Abstract 289: Sirtuin-1 Inhibition by Peroxynitrite Contributes to Nicotine-induced Arterial Stiffness in Mice

Abstract

Cigarette smoking is a key contributor to arterial stiffness, which is a major and independent risk factor for serious cardiovascular events. Sirtuin-1 (SIRT1), a nicotinamide adenine dinucleotide-dependent protein deacetylase, plays an essential role in maintaining cardiovascular homeostasis, and Sirt1 inhibition is linked to smoking-induced arterial damage and aortic stiffness. The mechanism behind key component of cigarette smoking, nicotine-induced SIRT1 inactivation remains unknown; therefore, we aimed to characterize the relationship between nicotine, SIRT1 inhibition, and arterial stiffness.

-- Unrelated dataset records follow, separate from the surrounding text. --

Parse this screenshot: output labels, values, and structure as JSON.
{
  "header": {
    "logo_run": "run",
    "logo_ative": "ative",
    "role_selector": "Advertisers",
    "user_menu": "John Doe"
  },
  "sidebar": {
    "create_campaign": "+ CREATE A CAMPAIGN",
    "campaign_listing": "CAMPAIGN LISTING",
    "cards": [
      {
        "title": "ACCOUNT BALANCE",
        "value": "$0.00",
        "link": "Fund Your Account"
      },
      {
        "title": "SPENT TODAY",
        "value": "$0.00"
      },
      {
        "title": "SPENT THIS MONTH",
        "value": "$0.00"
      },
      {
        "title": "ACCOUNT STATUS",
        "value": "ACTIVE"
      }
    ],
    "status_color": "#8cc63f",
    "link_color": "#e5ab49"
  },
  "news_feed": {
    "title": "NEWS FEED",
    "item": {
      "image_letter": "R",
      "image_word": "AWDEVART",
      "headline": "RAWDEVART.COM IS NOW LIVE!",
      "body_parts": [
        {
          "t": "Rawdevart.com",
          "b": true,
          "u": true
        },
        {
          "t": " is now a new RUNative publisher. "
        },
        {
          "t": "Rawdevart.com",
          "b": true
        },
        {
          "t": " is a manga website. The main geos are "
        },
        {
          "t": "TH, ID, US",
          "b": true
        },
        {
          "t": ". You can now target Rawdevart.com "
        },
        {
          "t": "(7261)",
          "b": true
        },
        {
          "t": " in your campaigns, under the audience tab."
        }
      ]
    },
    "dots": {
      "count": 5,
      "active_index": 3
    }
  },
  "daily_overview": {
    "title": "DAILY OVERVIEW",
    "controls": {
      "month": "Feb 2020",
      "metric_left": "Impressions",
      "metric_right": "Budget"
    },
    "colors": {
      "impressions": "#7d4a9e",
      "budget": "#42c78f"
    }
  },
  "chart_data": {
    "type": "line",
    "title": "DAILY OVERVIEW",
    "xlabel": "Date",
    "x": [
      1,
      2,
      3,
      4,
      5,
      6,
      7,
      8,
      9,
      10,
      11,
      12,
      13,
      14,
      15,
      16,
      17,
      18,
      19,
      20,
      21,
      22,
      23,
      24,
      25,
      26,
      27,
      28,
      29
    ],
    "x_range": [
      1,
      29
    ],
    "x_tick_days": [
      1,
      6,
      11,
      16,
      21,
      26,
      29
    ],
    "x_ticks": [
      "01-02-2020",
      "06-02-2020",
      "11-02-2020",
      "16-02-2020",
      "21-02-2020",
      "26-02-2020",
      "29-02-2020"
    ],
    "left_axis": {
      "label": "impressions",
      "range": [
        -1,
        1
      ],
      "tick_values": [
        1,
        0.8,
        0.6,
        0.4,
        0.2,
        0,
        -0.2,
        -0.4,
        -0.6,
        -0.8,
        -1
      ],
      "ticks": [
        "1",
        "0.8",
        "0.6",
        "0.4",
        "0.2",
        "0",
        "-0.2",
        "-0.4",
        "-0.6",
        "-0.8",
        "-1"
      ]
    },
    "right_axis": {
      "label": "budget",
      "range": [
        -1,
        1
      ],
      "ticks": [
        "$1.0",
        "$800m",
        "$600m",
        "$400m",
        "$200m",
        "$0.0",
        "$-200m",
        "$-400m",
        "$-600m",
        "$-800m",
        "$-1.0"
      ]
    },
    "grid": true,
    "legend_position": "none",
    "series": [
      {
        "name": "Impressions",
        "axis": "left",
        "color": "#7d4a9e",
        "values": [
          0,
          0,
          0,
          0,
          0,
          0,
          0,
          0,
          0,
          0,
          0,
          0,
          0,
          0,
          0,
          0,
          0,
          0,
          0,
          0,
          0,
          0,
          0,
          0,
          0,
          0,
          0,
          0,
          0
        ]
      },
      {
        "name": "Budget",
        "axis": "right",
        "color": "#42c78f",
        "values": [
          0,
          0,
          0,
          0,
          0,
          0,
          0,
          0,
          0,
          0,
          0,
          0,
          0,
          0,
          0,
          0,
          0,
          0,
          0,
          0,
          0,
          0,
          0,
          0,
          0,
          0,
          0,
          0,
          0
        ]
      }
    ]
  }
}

Arterial stiffness and SIRT1 expression and activity in wild-type and Sirt1- overexpressing mice treated with nicotine or vehicle were monitored. Nicotine significantly increased arterial stiffness in wild type, but not Sirt1 -overexpressing mice. Additionally, SIRT1 protein levels and activity were decreased in nicotine-treated wild-type mice, but not in Sirt1- overexpressing mice, and these results were reproducible in human aortic smooth muscle cells. We further determined that SIRT1 inhibition was caused by zinc release from and subsequent inhibition of deacetylation activity of SIRT1, leading to Yes-associated protein activation, and, ultimately, extracellular matrix remodeling associated with arterial stiffness. Zinc release from SIRT1 was mediated by peroxynitrite resulting from nicotine-induced increases in inducible nitric oxide synthase. Taken together, nicotine triggers arterial stiffness via extracellular matrix remodeling mediated by SIRT1 inhibition due to peroxynitrite-induced zinc release from SIRT1.